86288 – TXT: Urdu (Unicode 16) encoded text file not recognized correctly anymore

Issue 86288 - TXT: Urdu (Unicode 16) encoded text file not recognized correctly anymore

Summary: TXT: Urdu (Unicode 16) encoded text file not recognized correctly anymore

Status:	CONFIRMED

Alias:	None

Product:	Writer
Classification:	Application
Component:	programming (show other issues)
Version:	OOo 2.2.1
Hardware:	PC Windows XP

Importance:	P3 Trivial (vote)
Target Milestone:	---
Assignee:	AOO issues mailing list
QA Contact:

URL:
Keywords:

Depends on:
Blocks:

Reported:	2008-02-20 22:59 UTC by izavorin
Modified:	2017-05-20 11:15 UTC (History)
CC List:	1 user (show)

See Also:
Issue Type:	DEFECT
Latest Confirmation in:	---
Developer Difficulty:	---

Attachments
Sample UTF-16 file that is loaded incorrectly (5.23 KB, text/plain) 2008-02-20 23:02 UTC, izavorin	no flags	Details
PDF file from UTF-16 Urdu document -- bad formatting (43.37 KB, application/pdf) 2008-02-21 17:09 UTC, izavorin	no flags	Details
Add an attachment (proposed patch, testcase, etc.)
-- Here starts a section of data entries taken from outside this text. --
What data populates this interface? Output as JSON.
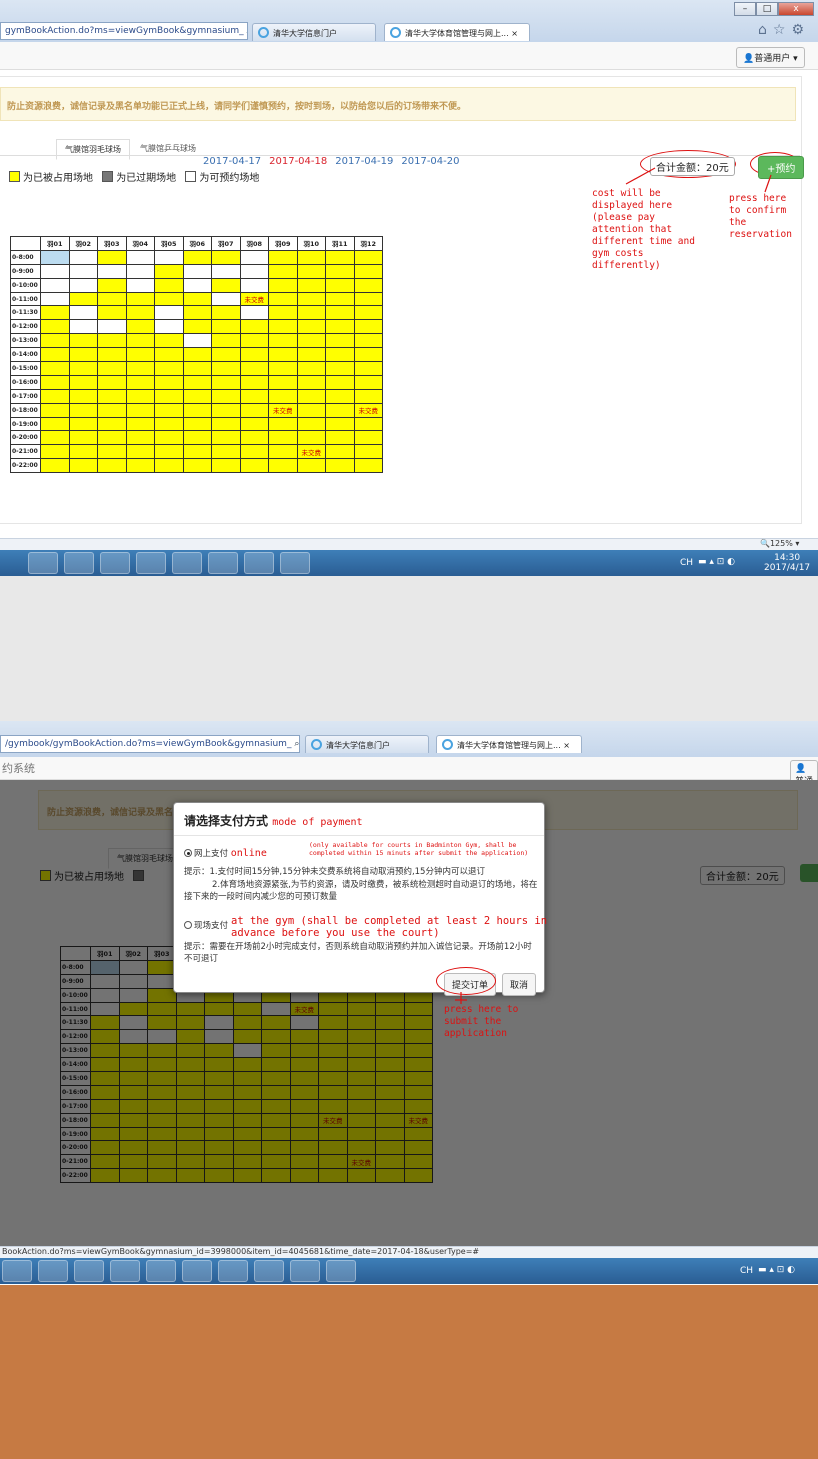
{
  "top": {
    "address": "gymBookAction.do?ms=viewGymBook&gymnasium_",
    "tabs": [
      "清华大学信息门户",
      "清华大学体育馆管理与网上..."
    ],
    "tab_close": "×",
    "user_button": "普通用户",
    "notice": "防止资源浪费，诚信记录及黑名单功能已正式上线，请同学们谨慎预约，按时到场，以防给您以后的订场带来不便。",
    "gym_tabs": [
      "气膜馆羽毛球场",
      "气膜馆乒乓球场"
    ],
    "dates": [
      "2017-04-17",
      "2017-04-18",
      "2017-04-19",
      "2017-04-20"
    ],
    "legend": [
      "为已被占用场地",
      "为已过期场地",
      "为可预约场地"
    ],
    "total": "合计金额：20元",
    "reserve_button": "+预约",
    "annotation_cost": "cost will be\ndisplayed here\n(please pay\nattention that\ndifferent time and\ngym costs\ndifferently)",
    "annotation_press": "press here\nto confirm\nthe\nreservation",
    "zoom": "125%",
    "clock_time": "14:30",
    "clock_date": "2017/4/17",
    "ime": "CH"
  },
  "grid": {
    "courts": [
      "羽01",
      "羽02",
      "羽03",
      "羽04",
      "羽05",
      "羽06",
      "羽07",
      "羽08",
      "羽09",
      "羽10",
      "羽11",
      "羽12"
    ],
    "times": [
      "0-8:00",
      "0-9:00",
      "0-10:00",
      "0-11:00",
      "0-11:30",
      "0-12:00",
      "0-13:00",
      "0-14:00",
      "0-15:00",
      "0-16:00",
      "0-17:00",
      "0-18:00",
      "0-19:00",
      "0-20:00",
      "0-21:00",
      "0-22:00"
    ],
    "unpaid_label": "未交费"
  },
  "bottom": {
    "address": "/gymbook/gymBookAction.do?ms=viewGymBook&gymnasium_",
    "site_title": "约系统",
    "user_button": "普通",
    "status_url": "BookAction.do?ms=viewGymBook&gymnasium_id=3998000&item_id=4045681&time_date=2017-04-18&userType=#",
    "dialog": {
      "title": "请选择支付方式",
      "title_annotation": "mode of payment",
      "option_online": "网上支付",
      "online_annotation_word": "online",
      "online_note": "(only available for courts in Badminton Gym, shall be\ncompleted within 15 minuts after submit the application)",
      "tip_online_1": "提示：1.支付时间15分钟,15分钟未交费系统将自动取消预约,15分钟内可以退订",
      "tip_online_2": "2.体育场地资源紧张,为节约资源，请及时缴费，被系统检测超时自动退订的场地，将在接下来的一段时间内减少您的可预订数量",
      "option_gym": "现场支付",
      "gym_annotation": "at the gym (shall be completed at least 2 hours in\nadvance before you use the court)",
      "tip_gym": "提示：需要在开场前2小时完成支付，否则系统自动取消预约并加入诚信记录。开场前12小时不可退订",
      "submit_button": "提交订单",
      "cancel_button": "取消",
      "submit_annotation": "press here to\nsubmit the\napplication"
    }
  }
}
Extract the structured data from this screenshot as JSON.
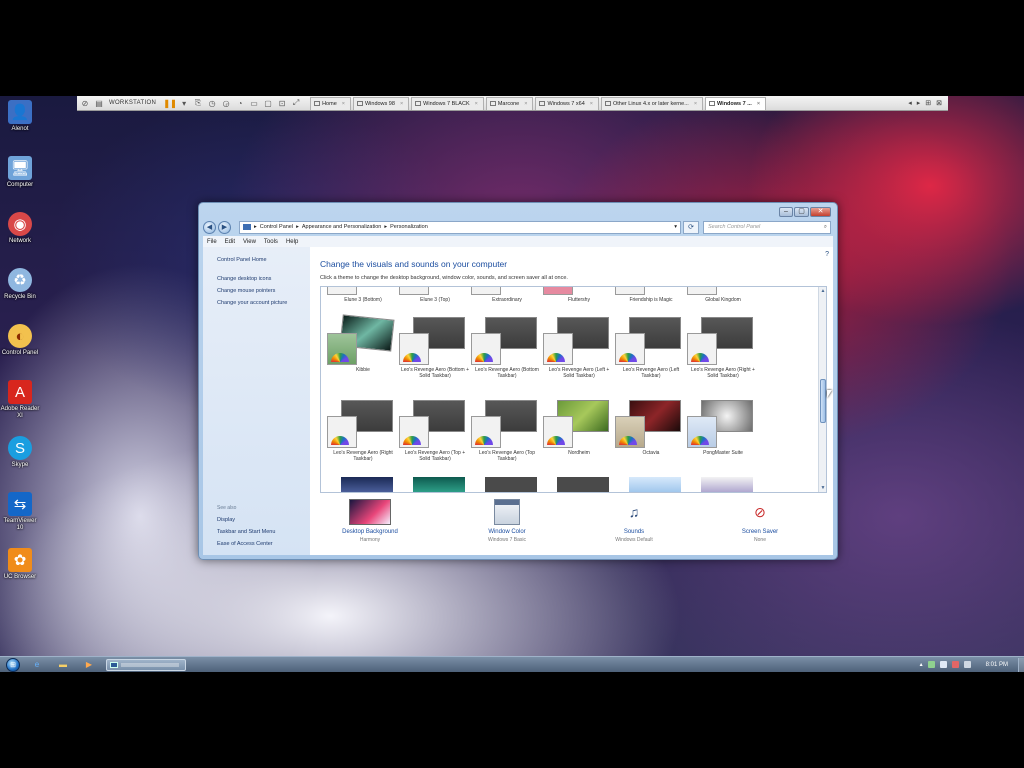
{
  "vm_toolbar": {
    "brand": "WORKSTATION",
    "tabs": [
      {
        "label": "Home",
        "active": false
      },
      {
        "label": "Windows 98",
        "active": false
      },
      {
        "label": "Windows 7 BLACK",
        "active": false
      },
      {
        "label": "Marcone",
        "active": false
      },
      {
        "label": "Windows 7 x64",
        "active": false
      },
      {
        "label": "Other Linux 4.x or later kerne...",
        "active": false
      },
      {
        "label": "Windows 7 ...",
        "active": true
      }
    ]
  },
  "desktop_icons": [
    {
      "label": "Alenot",
      "icon": "user-folder-icon",
      "color": "#3b6fc4"
    },
    {
      "label": "Computer",
      "icon": "computer-icon",
      "color": "#6fa3d9"
    },
    {
      "label": "Network",
      "icon": "network-icon",
      "color": "#d94848"
    },
    {
      "label": "Recycle Bin",
      "icon": "recycle-bin-icon",
      "color": "#8fb7e0"
    },
    {
      "label": "Control Panel",
      "icon": "control-panel-icon",
      "color": "#f2c14e"
    },
    {
      "label": "Adobe Reader XI",
      "icon": "adobe-reader-icon",
      "color": "#d8261e"
    },
    {
      "label": "Skype",
      "icon": "skype-icon",
      "color": "#1a9ee0"
    },
    {
      "label": "TeamViewer 10",
      "icon": "teamviewer-icon",
      "color": "#1467c8"
    },
    {
      "label": "UC Browser",
      "icon": "uc-browser-icon",
      "color": "#f08c1a"
    }
  ],
  "window": {
    "breadcrumb": [
      "Control Panel",
      "Appearance and Personalization",
      "Personalization"
    ],
    "search_placeholder": "Search Control Panel",
    "menu": [
      "File",
      "Edit",
      "View",
      "Tools",
      "Help"
    ],
    "left_pane": {
      "home_link": "Control Panel Home",
      "links": [
        "Change desktop icons",
        "Change mouse pointers",
        "Change your account picture"
      ],
      "see_also_heading": "See also",
      "see_also_links": [
        "Display",
        "Taskbar and Start Menu",
        "Ease of Access Center"
      ]
    },
    "title": "Change the visuals and sounds on your computer",
    "subtitle": "Click a theme to change the desktop background, window color, sounds, and screen saver all at once.",
    "themes_top_partial": [
      "Elune 3 (Bottom)",
      "Elune 3 (Top)",
      "Extraordinary",
      "Fluttershy",
      "Friendship is Magic",
      "Global Kingdom"
    ],
    "themes_row1": [
      "Kibbie",
      "Leo's Revenge Aero (Bottom + Solid Taskbar)",
      "Leo's Revenge Aero (Bottom Taskbar)",
      "Leo's Revenge Aero (Left + Solid Taskbar)",
      "Leo's Revenge Aero (Left Taskbar)",
      "Leo's Revenge Aero (Right + Solid Taskbar)"
    ],
    "themes_row2": [
      "Leo's Revenge Aero (Right Taskbar)",
      "Leo's Revenge Aero (Top + Solid Taskbar)",
      "Leo's Revenge Aero (Top Taskbar)",
      "Nordheim",
      "Octavia",
      "PongMaster Suite"
    ],
    "bottom": [
      {
        "label": "Desktop Background",
        "sub": "Harmony",
        "icon": "desktop-background-icon"
      },
      {
        "label": "Window Color",
        "sub": "Windows 7 Basic",
        "icon": "window-color-icon"
      },
      {
        "label": "Sounds",
        "sub": "Windows Default",
        "icon": "sounds-icon"
      },
      {
        "label": "Screen Saver",
        "sub": "None",
        "icon": "screen-saver-icon"
      }
    ]
  },
  "taskbar": {
    "clock": "8:01 PM"
  }
}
Note You need to log in before you can comment on or make changes to this issue.

Description izavorin 2008-02-20 22:59:15 UTC

I have a collection of text files that contain text in various languages, e.g.
Arabic, Pashto, Urdu, Farsi, Russian, Chinese etc. These documents are either in
the UTF-8 or UTF-16 encoding. I need to write a Basic macro that will load a
file and export it into PDF. The default loading operation such as this

oDoc = StarDesktop.loadComponentFromURL( cInURL, "_blank", 0, _
       Array(MakePropertyValue( "Hidden", True ),))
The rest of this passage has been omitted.